NVFS XFS metadata (was: [PATCH] pmem: export the symbols __copy_user_flushcache and __copy_from_user_flushcache)

From: Mikulas Patocka
Date: Mon Sep 21 2020 - 12:20:53 EST




On Wed, 16 Sep 2020, Mikulas Patocka wrote:

>
>
> On Wed, 16 Sep 2020, Dan Williams wrote:
>
> > On Wed, Sep 16, 2020 at 10:24 AM Mikulas Patocka <mpatocka@xxxxxxxxxx> wrote:
> > >
> > > > My first question about nvfs is how it compares to a daxfs with
> > > > executables and other binaries configured to use page cache with the
> > > > new per-file dax facility?
> > >
> > > nvfs is faster than dax-based filesystems on metadata-heavy operations
> > > because it doesn't have the overhead of the buffer cache and bios. See
> > > this: http://people.redhat.com/~mpatocka/nvfs/BENCHMARKS
> >
> > ...and that metadata problem is intractable upstream? Christoph poked
> > at bypassing the block layer for xfs metadata operations [1], I just
> > have not had time to carry that further.
> >
> > [1]: "xfs: use dax_direct_access for log writes", although it seems
> > he's dropped that branch from his xfs.git
>
> XFS is very big. I wanted to create something small.
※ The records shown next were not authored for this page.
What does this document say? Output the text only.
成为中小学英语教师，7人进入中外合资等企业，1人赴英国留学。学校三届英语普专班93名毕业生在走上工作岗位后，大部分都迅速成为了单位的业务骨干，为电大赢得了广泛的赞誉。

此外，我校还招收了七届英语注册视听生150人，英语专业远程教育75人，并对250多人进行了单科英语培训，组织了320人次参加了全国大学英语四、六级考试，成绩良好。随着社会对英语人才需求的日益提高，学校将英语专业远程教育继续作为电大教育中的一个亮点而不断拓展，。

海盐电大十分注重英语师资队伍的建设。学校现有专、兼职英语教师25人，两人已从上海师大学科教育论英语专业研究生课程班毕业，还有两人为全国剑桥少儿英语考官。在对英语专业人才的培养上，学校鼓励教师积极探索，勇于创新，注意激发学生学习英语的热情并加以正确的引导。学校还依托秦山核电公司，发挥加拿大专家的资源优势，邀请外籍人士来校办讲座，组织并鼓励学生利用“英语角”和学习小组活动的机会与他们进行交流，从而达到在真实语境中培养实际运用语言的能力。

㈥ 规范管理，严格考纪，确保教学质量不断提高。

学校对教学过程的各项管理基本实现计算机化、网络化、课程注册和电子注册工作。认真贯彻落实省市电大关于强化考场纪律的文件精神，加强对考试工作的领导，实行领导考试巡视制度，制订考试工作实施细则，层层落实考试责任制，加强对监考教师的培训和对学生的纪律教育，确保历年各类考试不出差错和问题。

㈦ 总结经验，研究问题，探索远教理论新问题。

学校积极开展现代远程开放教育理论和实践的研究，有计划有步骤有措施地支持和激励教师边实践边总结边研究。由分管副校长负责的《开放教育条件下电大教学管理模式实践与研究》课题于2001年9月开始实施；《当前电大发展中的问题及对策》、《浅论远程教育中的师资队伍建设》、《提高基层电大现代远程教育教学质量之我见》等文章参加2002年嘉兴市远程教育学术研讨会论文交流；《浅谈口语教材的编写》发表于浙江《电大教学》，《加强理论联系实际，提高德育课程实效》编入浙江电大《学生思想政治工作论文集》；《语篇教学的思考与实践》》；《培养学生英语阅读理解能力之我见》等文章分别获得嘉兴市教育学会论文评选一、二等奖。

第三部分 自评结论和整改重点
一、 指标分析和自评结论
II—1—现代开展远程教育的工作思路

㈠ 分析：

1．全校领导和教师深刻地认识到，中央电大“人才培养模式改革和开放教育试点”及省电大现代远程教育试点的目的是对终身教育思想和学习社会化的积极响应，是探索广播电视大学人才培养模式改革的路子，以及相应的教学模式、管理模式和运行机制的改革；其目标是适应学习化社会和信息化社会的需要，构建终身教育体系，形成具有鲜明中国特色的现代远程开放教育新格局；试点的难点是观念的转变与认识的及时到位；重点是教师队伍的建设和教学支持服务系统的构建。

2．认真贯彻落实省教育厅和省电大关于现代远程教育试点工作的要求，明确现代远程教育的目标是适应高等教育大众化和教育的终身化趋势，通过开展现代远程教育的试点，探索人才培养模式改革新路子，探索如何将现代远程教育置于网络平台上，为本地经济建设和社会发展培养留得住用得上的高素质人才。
And the another difference is that XFS metadata are optimized for disks
and SSDs.

On disks and SSDs, reading one byte is as costly as reading a full block.
So we must put as much information to a block as possible. XFS uses
b+trees for file block mapping and for directories - it is reasonable
decision because b+trees minimize the number of disk accesses.

On persistent memory, each access has its own cost, so NVFS uses metadata
structures that minimize the number of cache lines accessed (rather than
the number of blocks accessed). For block mapping, NVFS uses the classic
unix dierct/indirect blocks - if a file block is mapped by a 3-rd level
indirect block, we do just three memory accesses and we are done. If we
used b+trees, the number of accesses would be much larger than 3 (we would
have to do binary search in the b+tree nodes).
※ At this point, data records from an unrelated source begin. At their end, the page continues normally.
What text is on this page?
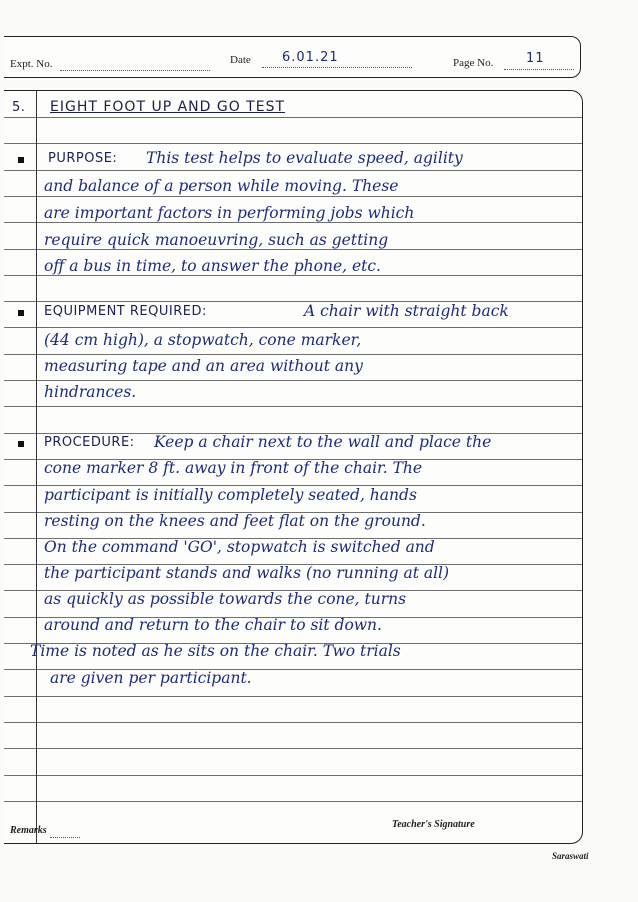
Expt. No.	Date 6.01.21	Page No.	11
5. EIGHT FOOT UP AND GO TEST
PURPOSE: This test helps to evaluate speed, agility
and balance of a person while moving. These
are important factors in performing jobs which
require quick manoeuvring, such as getting
off a bus in time, to answer the phone, etc.
EQUIPMENT REQUIRED:	A chair with straight back
(44 cm high), a stopwatch, cone marker,
measuring tape and an area without any
hindrances.
PROCEDURE: Keep a chair next to the wall and place the
cone marker 8 ft. away in front of the chair. The
participant is initially completely seated, hands
resting on the knees and feet flat on the ground.
On the command 'GO', stopwatch is switched and
the participant stands and walks (no running at all)
as quickly as possible towards the cone, turns
around and return to the chair to sit down.
Time is noted as he sits on the chair. Two trials
are given per participant.
Teacher's Signature
Remarks
Saraswati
The same for directories - NVFS hashes the file name and uses radix-tree
to locate a directory page where the directory entry is located. XFS
b+trees would result in much more accesses than the radix-tree.

Regarding journaling - NVFS doesn't do it because persistent memory is so
fast that we can just check it in the case of crash. NVFS has a
multithreaded fsck that can do 3 million inodes per second. XFS does
journaling (it was reasonable decision for disks where fsck took hours)
and it will cause overhead for all the filesystem operations.

Mikulas